Required Qualifications:

• Education: Bachelor's degree in business administration, Information Technology, or a related field.


• Experience: 3+ years of experience in compliance, risk management, or business analysis, preferably in a tech environment.


• Technical Skills:
  
  
  
  • Strong understanding of ISO 27001, and SOC 2 frameworks and requirements.
  
  
  • Familiarity with compliance management tools, particularly Certification Automation by OneTrust.
  
  
  • Experience with security training tools like Ninjio is a plus.
  
  
  • Knowledge of risk management principles and best practices.
  
  
  
  


• Soft Skills:
  
  
  
  • Excellent analytical and problem-solving skills.
  
  
  • Strong communication and interpersonal skills to collaborate effectively with various teams.
  
  
  • Ability to work independently and manage multiple projects simultaneously.
  
  
  
  

Preferred Qualifications:

• Relevant certifications (e.g., Certified Information Systems Auditor (CISA), Certified Compliance & Ethics Professional (CCEP), ISO 27001 Lead Implementer) are a plus.
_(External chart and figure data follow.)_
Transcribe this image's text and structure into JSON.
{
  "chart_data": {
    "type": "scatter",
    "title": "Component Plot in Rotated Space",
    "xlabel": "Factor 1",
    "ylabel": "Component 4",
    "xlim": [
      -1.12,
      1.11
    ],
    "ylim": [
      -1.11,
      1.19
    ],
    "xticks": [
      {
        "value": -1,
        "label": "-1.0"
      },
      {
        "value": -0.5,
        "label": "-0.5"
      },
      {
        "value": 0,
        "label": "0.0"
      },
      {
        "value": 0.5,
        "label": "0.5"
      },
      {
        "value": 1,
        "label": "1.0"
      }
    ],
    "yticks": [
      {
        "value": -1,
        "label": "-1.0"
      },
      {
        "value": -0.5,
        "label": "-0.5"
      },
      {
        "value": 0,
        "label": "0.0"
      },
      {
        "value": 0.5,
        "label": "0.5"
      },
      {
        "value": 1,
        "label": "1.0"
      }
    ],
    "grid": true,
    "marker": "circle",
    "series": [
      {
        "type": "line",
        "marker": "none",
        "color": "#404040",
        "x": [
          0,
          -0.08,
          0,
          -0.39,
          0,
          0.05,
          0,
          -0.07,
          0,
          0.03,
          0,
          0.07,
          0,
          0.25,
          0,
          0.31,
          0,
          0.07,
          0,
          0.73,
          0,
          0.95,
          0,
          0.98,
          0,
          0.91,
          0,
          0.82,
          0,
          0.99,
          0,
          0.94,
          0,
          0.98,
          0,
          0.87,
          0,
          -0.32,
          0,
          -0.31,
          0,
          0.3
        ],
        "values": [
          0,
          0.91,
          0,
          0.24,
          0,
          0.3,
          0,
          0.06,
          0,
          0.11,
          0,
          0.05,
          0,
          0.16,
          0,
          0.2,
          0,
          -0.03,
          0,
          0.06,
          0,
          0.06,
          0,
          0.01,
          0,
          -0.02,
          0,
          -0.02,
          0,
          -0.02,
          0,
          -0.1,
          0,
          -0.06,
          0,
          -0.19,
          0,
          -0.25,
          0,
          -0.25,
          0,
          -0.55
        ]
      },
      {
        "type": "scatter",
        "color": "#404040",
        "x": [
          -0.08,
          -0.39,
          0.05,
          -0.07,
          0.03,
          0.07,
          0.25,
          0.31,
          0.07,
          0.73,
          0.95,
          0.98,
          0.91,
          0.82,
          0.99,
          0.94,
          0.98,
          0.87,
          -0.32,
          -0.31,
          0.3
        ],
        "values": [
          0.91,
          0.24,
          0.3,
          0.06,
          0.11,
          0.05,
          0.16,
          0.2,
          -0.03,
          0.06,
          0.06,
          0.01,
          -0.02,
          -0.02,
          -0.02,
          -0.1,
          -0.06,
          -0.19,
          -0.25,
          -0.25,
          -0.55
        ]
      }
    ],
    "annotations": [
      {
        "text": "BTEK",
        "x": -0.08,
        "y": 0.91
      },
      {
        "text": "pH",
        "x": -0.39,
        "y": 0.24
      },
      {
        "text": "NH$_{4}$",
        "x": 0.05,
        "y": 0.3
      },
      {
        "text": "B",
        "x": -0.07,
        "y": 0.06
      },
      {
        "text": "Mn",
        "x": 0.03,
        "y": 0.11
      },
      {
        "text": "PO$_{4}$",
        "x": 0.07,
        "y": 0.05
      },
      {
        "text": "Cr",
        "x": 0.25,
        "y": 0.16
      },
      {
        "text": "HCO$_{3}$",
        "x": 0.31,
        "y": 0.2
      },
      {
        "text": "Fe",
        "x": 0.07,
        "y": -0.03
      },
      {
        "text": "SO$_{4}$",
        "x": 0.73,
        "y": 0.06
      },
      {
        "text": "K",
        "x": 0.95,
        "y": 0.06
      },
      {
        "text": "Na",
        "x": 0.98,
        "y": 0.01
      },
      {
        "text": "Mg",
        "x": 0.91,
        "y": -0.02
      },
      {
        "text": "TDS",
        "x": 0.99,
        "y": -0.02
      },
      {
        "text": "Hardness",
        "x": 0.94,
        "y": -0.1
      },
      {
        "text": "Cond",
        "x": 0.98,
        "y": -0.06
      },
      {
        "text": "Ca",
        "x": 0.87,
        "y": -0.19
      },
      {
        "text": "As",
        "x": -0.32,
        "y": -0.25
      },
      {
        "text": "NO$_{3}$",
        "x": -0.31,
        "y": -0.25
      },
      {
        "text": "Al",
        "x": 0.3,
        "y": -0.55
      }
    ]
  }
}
• Experience with external audits and managing audit relationships.

Benefits:

• Competitive salary and performance-based bonuses.


• Comprehensive health and dental plans.


• Opportunities for professional development and growth.


• A dynamic and collaborative work environment.


• Opportunity to work on cutting-edge AI projects with a talented team.

If you feel you have the qualifications we are looking for and CXApp sounds like something you want to be part of, apply now. We can't promise it will be a fit, but we do promise to consider your experience. 

At CXApp, we celebrate diversity and are committed to creating an inclusive environment for all employees. We believe that diversity & inclusion among our teammates is critical to our success, and we seek to recruit, develop, and retain people from a diverse candidate pool. We welcome and encourage applications from people of all abilities. Accommodation is available on request for candidates taking part in all aspects of the selection process.

Note To Recruiters: The company does not accept unsolicited resumes or referrals from staffing vendors, placement agencies or other external parties seeking recruiting fees without a signed formal agreement.